The bigger impact will come later, next year and the year after, when people can look at this disaster from a safe distance and make judgments. That’s when the real unknowns begin. Stay tuned.

3 thoughts on “Thoughts on the Covid-19 Crisis

  1. Ken,
    Some additional thoughts from my perspective as a medical educator and mental health clinician.
    I have to wonder about:
    — The mental health pandemic surely to result from the Covid pandemic and all you mentioned. After the physical health consequences of the virus, the mental health and well-being of all (rich , poor, whatever demographic) will inevitably be impacted.
    — The impact on sense of community, both local and global. We are social beings, we humans; we live in language, whether expressed overtly or in conversation with ourselves. How we language things, events, the stories we tell, all influence how we feel. Basic maxim in therapy…. change the way you think about something = change the way you feel about it. Thanks to technology and the immediacy of unfiltered information overload, we are saturated with vitriol, us vs them, all devoid of empathy and compassion. How will we reconnect?
    — The state of healthcare delivery, especially here in the US. Will the pipeline of healthcare providers dry up? How will the current providers art of practice be impacted? How will we create change in a positive way and assure that that healthcare for all is indeed not a privilege but a necessity. We are all relationally connected. How will we behave in a relationally responsible and ethically humane manner?

    Ok … jumping down off my existential soap box now.

    1. Hi Wendy- Thanks for the really thoughtful comment. Existential soap boxes are no problem!! Have you considered writing something on this? Hope so. –KA

  2. Ken, all times are historic from an historians perspective. These hearken back to the 1918 pandemic and Great Derpression of the 1930’s combined. We have lived through the Cuban missile crisis, the Korean and Vietnam wars, presidental assassinations, and the 9/11 attack. However, as disturbing and frightening as those were at the time, this is different.

    Nothing has changed the fabric of our nation as this pandemic. It has killed more Americans in a couple of months than those who died in the Vietnam war that lasted over a decade and that number continues to grow daily with no end in sight. I submit that the lack of federal preparedness and the refusal of the federal government to take decisive action (other than throwing money at the problem) have made this public health crisis more perilous.

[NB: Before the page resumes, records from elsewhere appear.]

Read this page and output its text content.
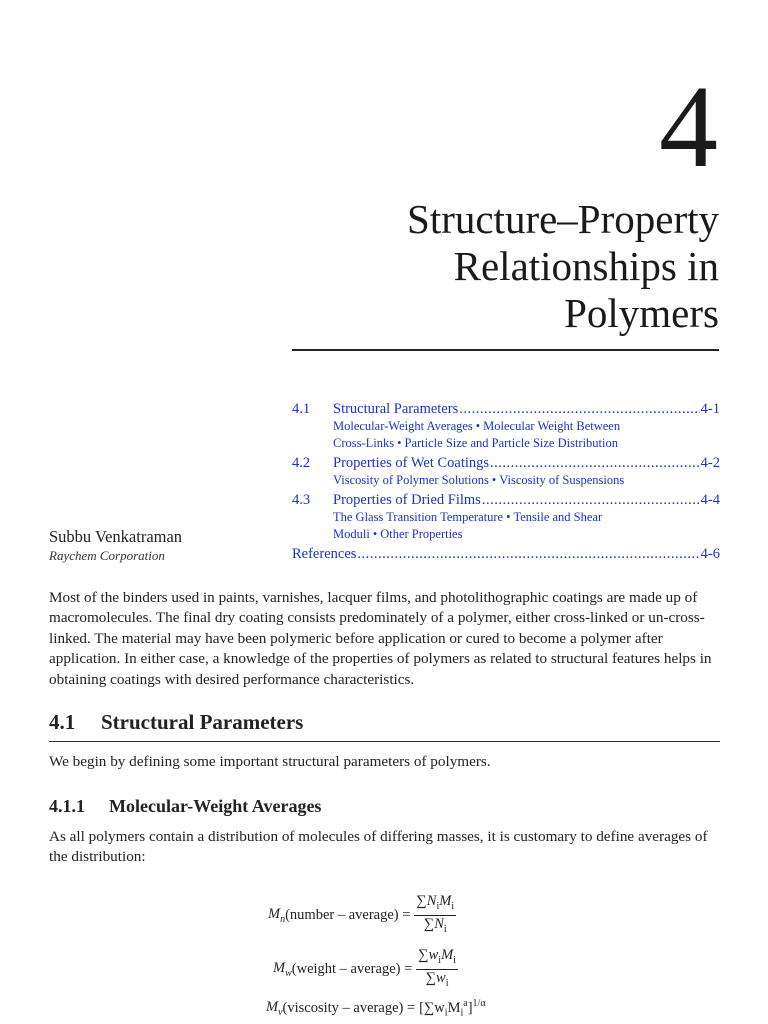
4
Structure–Property
Relationships in
Polymers
4.1	Structural Parameters .....	4-1
Molecular-Weight Averages • Molecular Weight Between
Cross-Links • Particle Size and Particle Size Distribution
4.2	Properties of Wet Coatings .....	4-2
Viscosity of Polymer Solutions • Viscosity of Suspensions
4.3	Properties of Dried Films .....	4-4
The Glass Transition Temperature • Tensile and Shear
Moduli • Other Properties
References .....	4-6
Subbu Venkatraman
Raychem Corporation
Most of the binders used in paints, varnishes, lacquer films, and photolithographic coatings are made up of macromolecules. The final dry coating consists predominately of a polymer, either cross-linked or un-cross-linked. The material may have been polymeric before application or cured to become a polymer after application. In either case, a knowledge of the properties of polymers as related to structural features helps in obtaining coatings with desired performance characteristics.
4.1 Structural Parameters
We begin by defining some important structural parameters of polymers.
4.1.1 Molecular-Weight Averages
As all polymers contain a distribution of molecules of differing masses, it is customary to define averages of the distribution:
$M_n$ (number – average) = $\frac{\sum N_iM_i}{\sum N_i}$
$M_w$ (weight – average) = $\frac{\sum w_iM_i}{\sum w_i}$
$M_v$ (viscosity – average) = $[\sum w_iM_i^a]^{1/\alpha}$
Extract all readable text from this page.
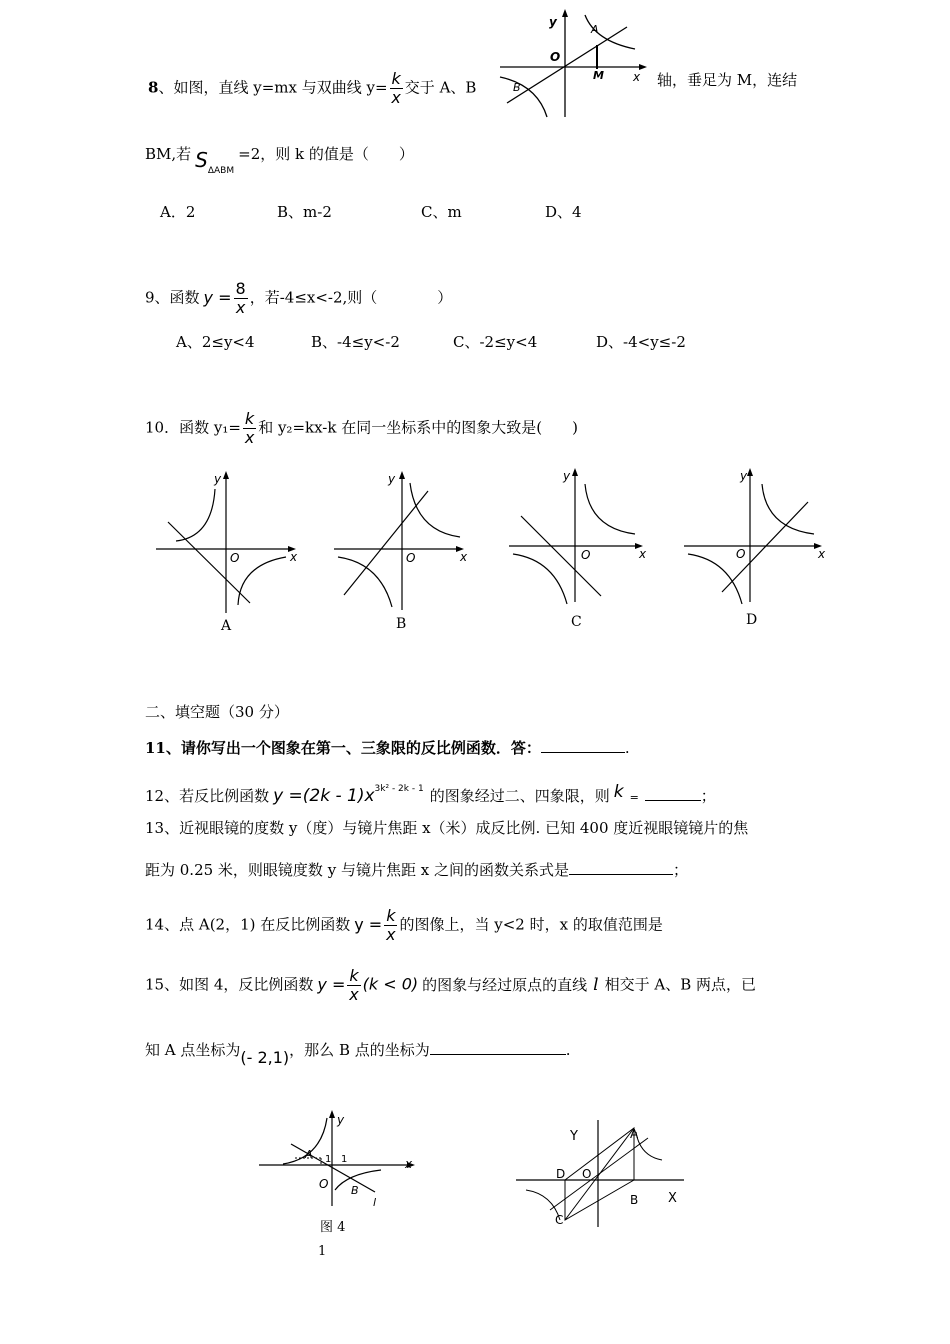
8、如图，直线 y=mx 与双曲线 $y= \frac{k}{x}$ 交于 A、B
y
x
O
A
B
M	轴，垂足为 M，连结
BM,若 $S_{\Delta ABM}=2$，则 k 的值是（　　）
A．2	B、m-2	C、m	D、4
9、函数 $y = \frac{8}{x}$ ，若-4≤x<-2,则（　　　　）
A、2≤y<4	B、-4≤y<-2	C、-2≤y<4	D、-4<y≤-2
10．函数 $y_1= \frac{k}{x}$ 和 y₂=kx-k 在同一坐标系中的图象大致是(　　)
y
x
O
A
y
x
O
B
y
x
O
C
y
x
O
D
二、填空题（30 分）
11、请你写出一个图象在第一、三象限的反比例函数．答：	.
12、若反比例函数 $y =(2k - 1)x^{3k^2 - 2k - 1}$ 的图象经过二、四象限，则 k =	；
13、近视眼镜的度数 y（度）与镜片焦距 x（米）成反比例. 已知 400 度近视眼镜镜片的焦
距为 0.25 米，则眼镜度数 y 与镜片焦距 x 之间的函数关系式是	；
14、点 A(2，1) 在反比例函数 $y = \frac{k}{x}$ 的图像上，当 y<2 时，x 的取值范围是
15、如图 4，反比例函数 $y = \frac{k}{x} (k < 0)$ 的图象与经过原点的直线 l 相交于 A、B 两点，已
知 A 点坐标为(- 2,1)，那么 B 点的坐标为	.
y
x
O
A
B
1 1
l
图 4
Y
X
A
B
C
D O
1
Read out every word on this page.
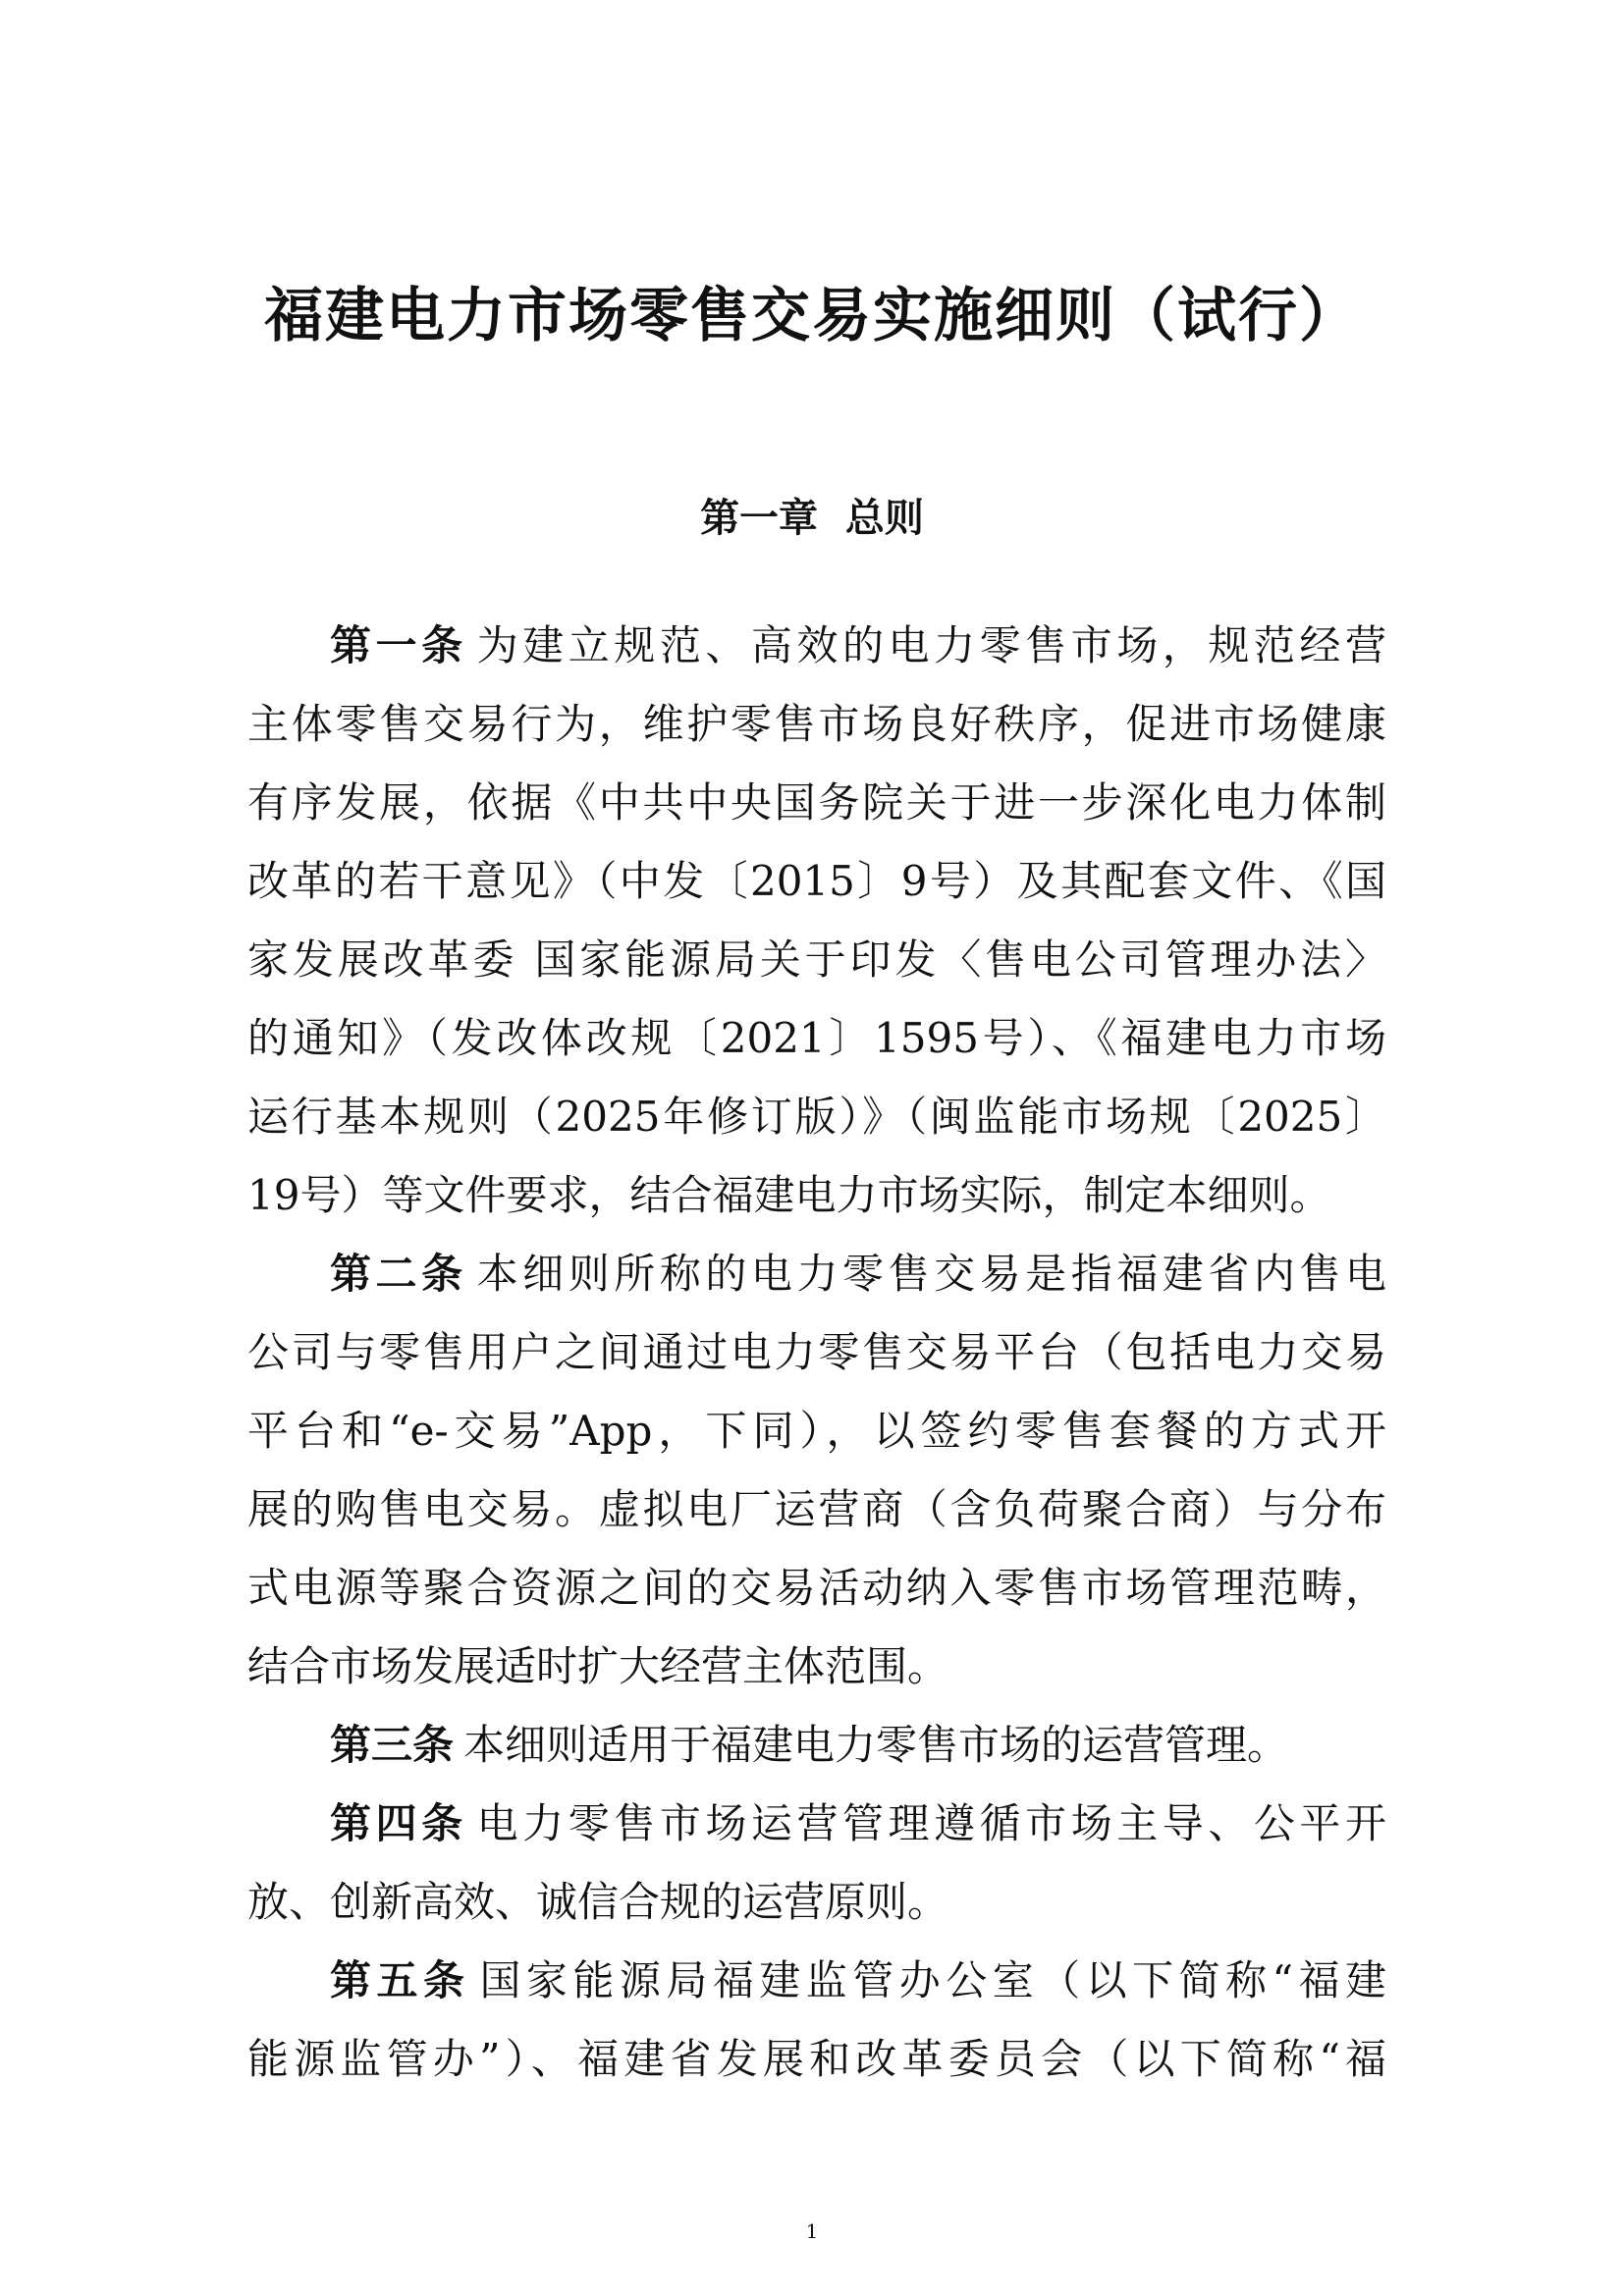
福建电力市场零售交易实施细则（试行）
第一章 总则
第一条 为建立规范、高效的电力零售市场，规范经营
主体零售交易行为，维护零售市场良好秩序，促进市场健康
有序发展，依据《中共中央国务院关于进一步深化电力体制
改革的若干意见》（中发〔2015〕9号）及其配套文件、《国
家发展改革委 国家能源局关于印发〈售电公司管理办法〉
的通知》（发改体改规〔2021〕1595号）、《福建电力市场
运行基本规则（2025年修订版）》（闽监能市场规〔2025〕
19号）等文件要求，结合福建电力市场实际，制定本细则。
第二条 本细则所称的电力零售交易是指福建省内售电
公司与零售用户之间通过电力零售交易平台（包括电力交易
平台和“e-交易”App，下同），以签约零售套餐的方式开
展的购售电交易。虚拟电厂运营商（含负荷聚合商）与分布
式电源等聚合资源之间的交易活动纳入零售市场管理范畴，
结合市场发展适时扩大经营主体范围。
第三条 本细则适用于福建电力零售市场的运营管理。
第四条 电力零售市场运营管理遵循市场主导、公平开
放、创新高效、诚信合规的运营原则。
第五条 国家能源局福建监管办公室（以下简称“福建
能源监管办”）、福建省发展和改革委员会（以下简称“福
1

    I agree with your assessment that our people and our nation will not be the same for a myriad of reasons. I truly believe that it didn’t have to be this bad had there been strong and decisive leadership at the federal level. The fact that some have tried to characterize this as a red state/blue state issue saddens me. We have been so broken and divided as a nation with shortsighted politicians who seem to care more about their re-election than the welfare of our people, that this has become a political issue as well. We have a president who does not refer to the medically accepted names for this disease but calls it the Chinese virus to energize his base to the point that hate crimes against Asian Americans have risen dramatically. That is shameful.

    We shall see how this all plays out, but for the first time, I am truly fearful for our nation and our people. Perhaps with over 22,000,000 unemployed, most of whom will also lose their health insurance, we will finally have the political will to fix our broken healthcare system. I am trying to be hopeful that some good will come from this. If we lose hope we lose everything!